Drastische Beschreibungen von gequälten Tieren
Das Magazin wired hat kürzlich neue Recherchen dazu veröffentlicht und schildert beispielhaft den Ablauf eines Versuches. Einer siebenjährigen Makake-Äffin war ein Neuralink-Hirnimplantat eingesetzt worden. Wie sich nachher bei der Autopsie herausstellte, hatte das Implantat ein Leck gehabt; ein giftiger Klebstoff trat aus. Die dadurch hervorgerufene Entzündung führte zu einem starken Druck auf den Teil des Hirn, der den Liquor produziert, die Flüssigkeit, in der das Gehirn üblicherweise schimmend und sicher lagert. Als die Schwellung einen bestimmten Wert überschritt, wollten die Mitarbeiter des UC-Davis-Labors das Tier einschläfern. Doch der Kunde, die Firma Neuralink, protestierte, sie sollten noch einen weiteren Tag warten, schreiben die Autoren des wired-Artikels und schildern äußerst drastisch, was dann mit dem Affen passierte.

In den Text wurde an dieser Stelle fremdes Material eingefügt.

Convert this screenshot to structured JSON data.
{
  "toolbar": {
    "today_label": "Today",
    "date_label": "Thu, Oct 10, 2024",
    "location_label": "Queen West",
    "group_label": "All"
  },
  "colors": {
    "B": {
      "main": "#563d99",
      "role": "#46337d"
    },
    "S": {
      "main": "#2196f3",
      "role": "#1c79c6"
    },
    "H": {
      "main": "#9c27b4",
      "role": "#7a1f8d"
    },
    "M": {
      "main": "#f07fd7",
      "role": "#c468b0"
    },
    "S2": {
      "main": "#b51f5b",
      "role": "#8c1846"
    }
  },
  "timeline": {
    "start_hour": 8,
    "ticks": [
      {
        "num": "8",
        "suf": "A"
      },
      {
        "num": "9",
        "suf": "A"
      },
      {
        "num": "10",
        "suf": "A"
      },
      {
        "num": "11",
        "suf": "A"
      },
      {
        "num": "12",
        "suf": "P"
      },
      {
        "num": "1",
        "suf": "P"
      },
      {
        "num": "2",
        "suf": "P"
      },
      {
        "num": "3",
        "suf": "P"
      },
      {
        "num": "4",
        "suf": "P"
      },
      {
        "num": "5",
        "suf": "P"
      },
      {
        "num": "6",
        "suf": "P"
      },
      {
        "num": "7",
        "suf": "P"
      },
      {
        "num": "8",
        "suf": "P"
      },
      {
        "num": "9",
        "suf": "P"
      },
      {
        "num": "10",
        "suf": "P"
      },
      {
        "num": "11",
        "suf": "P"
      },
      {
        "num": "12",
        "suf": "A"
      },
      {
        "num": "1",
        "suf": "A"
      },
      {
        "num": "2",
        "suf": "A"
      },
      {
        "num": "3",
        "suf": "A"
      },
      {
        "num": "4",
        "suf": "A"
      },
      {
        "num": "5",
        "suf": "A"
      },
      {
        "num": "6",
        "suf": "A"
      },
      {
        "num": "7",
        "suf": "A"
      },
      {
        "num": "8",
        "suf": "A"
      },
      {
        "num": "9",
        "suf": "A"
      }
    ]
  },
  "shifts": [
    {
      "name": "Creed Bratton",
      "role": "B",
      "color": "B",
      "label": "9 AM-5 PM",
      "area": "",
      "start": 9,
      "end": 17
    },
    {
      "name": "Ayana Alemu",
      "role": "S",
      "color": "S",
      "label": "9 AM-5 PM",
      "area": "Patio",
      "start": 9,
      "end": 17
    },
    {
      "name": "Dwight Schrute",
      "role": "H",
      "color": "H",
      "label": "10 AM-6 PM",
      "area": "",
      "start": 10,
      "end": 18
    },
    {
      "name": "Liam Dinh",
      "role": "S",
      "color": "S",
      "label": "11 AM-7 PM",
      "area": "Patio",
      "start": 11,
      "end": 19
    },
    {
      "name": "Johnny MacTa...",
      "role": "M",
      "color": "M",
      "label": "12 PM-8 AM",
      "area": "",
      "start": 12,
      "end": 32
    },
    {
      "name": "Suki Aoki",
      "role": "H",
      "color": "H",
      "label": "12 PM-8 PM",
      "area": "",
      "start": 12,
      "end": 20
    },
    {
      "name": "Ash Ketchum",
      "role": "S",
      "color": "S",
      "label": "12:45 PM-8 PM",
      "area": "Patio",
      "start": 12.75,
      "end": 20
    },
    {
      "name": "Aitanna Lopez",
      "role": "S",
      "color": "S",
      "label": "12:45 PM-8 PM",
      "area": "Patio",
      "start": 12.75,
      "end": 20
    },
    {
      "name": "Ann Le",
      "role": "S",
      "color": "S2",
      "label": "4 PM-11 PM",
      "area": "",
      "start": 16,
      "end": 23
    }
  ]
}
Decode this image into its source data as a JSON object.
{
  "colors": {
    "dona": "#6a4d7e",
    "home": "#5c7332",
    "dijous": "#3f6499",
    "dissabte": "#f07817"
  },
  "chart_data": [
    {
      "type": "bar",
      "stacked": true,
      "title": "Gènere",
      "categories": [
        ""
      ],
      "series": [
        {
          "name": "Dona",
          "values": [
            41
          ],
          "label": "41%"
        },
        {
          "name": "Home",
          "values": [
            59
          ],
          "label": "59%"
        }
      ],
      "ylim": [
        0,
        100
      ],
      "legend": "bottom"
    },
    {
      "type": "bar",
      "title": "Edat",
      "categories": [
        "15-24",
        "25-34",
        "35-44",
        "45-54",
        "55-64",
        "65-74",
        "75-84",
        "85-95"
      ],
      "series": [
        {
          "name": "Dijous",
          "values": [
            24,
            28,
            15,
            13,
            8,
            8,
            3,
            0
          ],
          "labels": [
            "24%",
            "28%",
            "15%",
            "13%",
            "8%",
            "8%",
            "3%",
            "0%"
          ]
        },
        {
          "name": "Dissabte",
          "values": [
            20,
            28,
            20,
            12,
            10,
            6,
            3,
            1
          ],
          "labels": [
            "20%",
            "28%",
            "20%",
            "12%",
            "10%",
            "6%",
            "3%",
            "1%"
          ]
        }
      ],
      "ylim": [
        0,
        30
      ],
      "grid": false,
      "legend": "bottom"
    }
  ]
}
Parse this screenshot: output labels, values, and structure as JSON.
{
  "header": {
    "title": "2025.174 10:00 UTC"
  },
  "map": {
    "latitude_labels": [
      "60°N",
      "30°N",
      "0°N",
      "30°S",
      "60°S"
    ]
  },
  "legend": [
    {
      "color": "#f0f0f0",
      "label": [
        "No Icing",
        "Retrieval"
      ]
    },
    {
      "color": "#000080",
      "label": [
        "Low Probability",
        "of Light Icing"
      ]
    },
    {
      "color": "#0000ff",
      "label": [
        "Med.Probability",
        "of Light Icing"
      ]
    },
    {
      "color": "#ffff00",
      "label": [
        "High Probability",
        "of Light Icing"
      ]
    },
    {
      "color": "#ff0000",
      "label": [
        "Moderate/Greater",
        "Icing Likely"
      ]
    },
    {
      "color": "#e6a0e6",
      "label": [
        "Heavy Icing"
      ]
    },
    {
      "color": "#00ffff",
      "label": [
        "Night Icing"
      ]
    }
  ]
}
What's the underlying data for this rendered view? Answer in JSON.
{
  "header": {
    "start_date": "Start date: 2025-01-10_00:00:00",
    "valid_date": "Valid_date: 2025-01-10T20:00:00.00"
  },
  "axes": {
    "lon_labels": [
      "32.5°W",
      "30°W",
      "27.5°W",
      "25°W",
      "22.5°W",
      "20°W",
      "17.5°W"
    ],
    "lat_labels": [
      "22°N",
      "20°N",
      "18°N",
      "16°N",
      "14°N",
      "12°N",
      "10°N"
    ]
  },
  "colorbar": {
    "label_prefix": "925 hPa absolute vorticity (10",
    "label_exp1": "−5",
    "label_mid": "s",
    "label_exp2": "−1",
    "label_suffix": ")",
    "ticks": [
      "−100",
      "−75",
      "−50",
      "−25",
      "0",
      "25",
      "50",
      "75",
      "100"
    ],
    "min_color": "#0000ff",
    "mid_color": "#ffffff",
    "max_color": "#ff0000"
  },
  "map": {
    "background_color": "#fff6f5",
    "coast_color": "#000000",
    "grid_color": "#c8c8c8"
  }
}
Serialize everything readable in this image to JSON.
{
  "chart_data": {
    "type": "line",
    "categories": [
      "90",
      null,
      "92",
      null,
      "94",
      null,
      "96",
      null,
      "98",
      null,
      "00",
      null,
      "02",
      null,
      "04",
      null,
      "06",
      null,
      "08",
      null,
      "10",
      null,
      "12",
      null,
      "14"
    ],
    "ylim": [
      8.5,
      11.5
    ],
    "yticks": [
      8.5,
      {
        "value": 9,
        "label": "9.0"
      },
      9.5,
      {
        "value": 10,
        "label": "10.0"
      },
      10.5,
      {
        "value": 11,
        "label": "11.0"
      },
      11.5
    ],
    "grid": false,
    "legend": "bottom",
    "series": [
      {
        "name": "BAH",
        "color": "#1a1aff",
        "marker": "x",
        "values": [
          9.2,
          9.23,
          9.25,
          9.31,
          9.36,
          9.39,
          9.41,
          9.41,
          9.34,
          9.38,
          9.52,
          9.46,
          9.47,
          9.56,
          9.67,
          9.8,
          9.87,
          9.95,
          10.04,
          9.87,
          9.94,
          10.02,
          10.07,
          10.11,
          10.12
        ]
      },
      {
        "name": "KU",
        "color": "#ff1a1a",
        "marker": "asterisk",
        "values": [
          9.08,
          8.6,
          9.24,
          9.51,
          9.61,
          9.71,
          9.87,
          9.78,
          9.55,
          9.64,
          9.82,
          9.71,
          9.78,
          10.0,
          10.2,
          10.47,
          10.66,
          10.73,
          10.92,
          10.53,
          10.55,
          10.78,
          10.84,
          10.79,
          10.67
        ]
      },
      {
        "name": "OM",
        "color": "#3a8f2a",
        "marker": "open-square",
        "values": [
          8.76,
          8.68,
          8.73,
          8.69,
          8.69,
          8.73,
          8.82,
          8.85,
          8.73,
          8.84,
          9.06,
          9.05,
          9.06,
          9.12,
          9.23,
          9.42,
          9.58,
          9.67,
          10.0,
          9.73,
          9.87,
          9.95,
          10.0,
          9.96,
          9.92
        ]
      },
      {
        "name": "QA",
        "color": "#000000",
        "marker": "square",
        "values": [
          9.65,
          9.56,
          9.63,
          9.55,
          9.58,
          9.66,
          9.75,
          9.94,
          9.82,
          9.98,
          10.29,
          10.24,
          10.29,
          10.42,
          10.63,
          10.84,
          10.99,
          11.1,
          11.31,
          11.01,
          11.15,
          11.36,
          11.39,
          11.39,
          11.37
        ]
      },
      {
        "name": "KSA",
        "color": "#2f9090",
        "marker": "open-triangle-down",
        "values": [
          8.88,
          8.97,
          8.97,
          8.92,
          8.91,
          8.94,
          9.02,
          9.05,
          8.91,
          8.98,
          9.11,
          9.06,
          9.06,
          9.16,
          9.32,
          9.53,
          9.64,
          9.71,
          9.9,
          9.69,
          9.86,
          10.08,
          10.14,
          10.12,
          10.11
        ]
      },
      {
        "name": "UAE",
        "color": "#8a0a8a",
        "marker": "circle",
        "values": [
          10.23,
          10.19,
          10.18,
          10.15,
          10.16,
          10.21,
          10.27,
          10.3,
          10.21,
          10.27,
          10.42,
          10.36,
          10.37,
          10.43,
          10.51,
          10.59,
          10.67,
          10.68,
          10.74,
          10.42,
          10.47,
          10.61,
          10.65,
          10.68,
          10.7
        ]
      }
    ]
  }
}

Wie sich später herausstellte, war das zu späte Einschläfern ein Verstoß gegen ein Bundesgesetz, das den Umgang mit Versuchstieren regelt. Weil die UC Davis den Verstoß jedoch selbst meldete, hatte dies aber keine Folgen, weder für die Hochschule noch für Neuralink. Wired zitiert einen ehemaligen Mitarbeiter des Unternehmens mit den Worten, das Tier sei ja eingeschläfert worden, das Implantat habe also den Tod nicht direkt verursacht. Eine ähnliche Position vertrat offenbar auch Elon Musk: Kein Primat sei durch ein Implantat von Neuralink ums Leben gekommen, wird er von wired zitiert.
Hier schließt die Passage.